There is one last reason why Final Fantasy XIII feels more linear than other Final Fantasy games. Simply put, there is not much for the player to do in the game. In most RPGs, there is more to do than just the main quest-line of the game. Designers of these games often have side-quests that player has the option of doing throughout the game. These quests allow the player to take a brief respite from the story and even allow his/her character(s) to grow stronger in preparation for battles ahead in the main story. They also allow to player to learn more about the world and begin to sympathize with the local populace by getting to know them and help them out. Final Fantasy XIII does not do that well at all. There is only one area that has any optional objectives whatsoever (which is the same area that allows for exploration). Furthermore, there is exactly one type of optional objective. Where other games have diverse side-quests where the player can find an item, kill a specific enemy, etc., Final Fantasy XIII also has one type of objective where the player finds the fossilized remains of someone who was cursed to have to kill a specific enemy and take up the quest for them. There are 60 of these fights and they are the only optional objective. They do not even add to the world like other side-quests in other games do since they do not give the player any information that they are not already aware of by going through the main storyline. Again, this is something Final Fantasy X did well. Throughout the game, there are a number of times where the party is allowed to just stop for a second and help out the local populace, giving the player the ability to play the game at his/her own pace and/or learn about the world and the people inhabiting it.
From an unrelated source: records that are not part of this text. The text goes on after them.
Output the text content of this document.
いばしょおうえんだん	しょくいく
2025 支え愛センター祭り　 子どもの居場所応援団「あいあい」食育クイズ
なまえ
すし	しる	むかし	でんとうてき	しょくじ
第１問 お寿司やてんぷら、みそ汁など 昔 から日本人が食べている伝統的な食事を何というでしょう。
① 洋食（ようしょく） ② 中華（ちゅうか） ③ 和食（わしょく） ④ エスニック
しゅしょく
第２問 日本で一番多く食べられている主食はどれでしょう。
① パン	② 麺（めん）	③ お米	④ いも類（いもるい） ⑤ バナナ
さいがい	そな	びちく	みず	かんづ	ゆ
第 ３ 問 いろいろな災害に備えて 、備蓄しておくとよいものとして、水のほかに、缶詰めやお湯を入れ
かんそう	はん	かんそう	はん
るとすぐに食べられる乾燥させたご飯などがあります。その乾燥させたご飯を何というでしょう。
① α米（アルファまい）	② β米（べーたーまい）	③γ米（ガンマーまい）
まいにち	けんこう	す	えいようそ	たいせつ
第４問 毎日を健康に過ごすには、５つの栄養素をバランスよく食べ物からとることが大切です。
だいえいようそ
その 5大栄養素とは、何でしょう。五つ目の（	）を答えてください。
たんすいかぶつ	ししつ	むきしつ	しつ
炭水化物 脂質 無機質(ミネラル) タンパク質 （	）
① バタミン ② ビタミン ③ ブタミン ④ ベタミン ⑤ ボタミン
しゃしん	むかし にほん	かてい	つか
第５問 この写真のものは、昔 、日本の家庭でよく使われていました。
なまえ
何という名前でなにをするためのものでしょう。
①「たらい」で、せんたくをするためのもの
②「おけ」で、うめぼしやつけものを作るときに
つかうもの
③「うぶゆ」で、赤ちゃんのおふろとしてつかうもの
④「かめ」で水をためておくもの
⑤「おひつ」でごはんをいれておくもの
As I have said in prior articles, there is nothing inherently wrong with a linear game design philosophy. While it is not my preference, it can work so long as the player is immersed enough in the game that it no longer feels linear and that the game is railroading the player. This is ultimately the problem with Final Fantasy XIII: The game does not do enough to disguise its linear nature. The player feels like they are going through nothing but corridor after corridor completely absent of any form of sentient life. The player is not given enough incentive or context for this to work. Part of me wonders why so many little things went wrong in XIII. Square-Enix was much better at this before, as demonstrated by games created both before and slightly after the merging of Squaresoft and Enix. Hopefully they will be able to turn things around in the future, else I fear they might be another in a long line of corporations that have fallen by the wayside this console generation.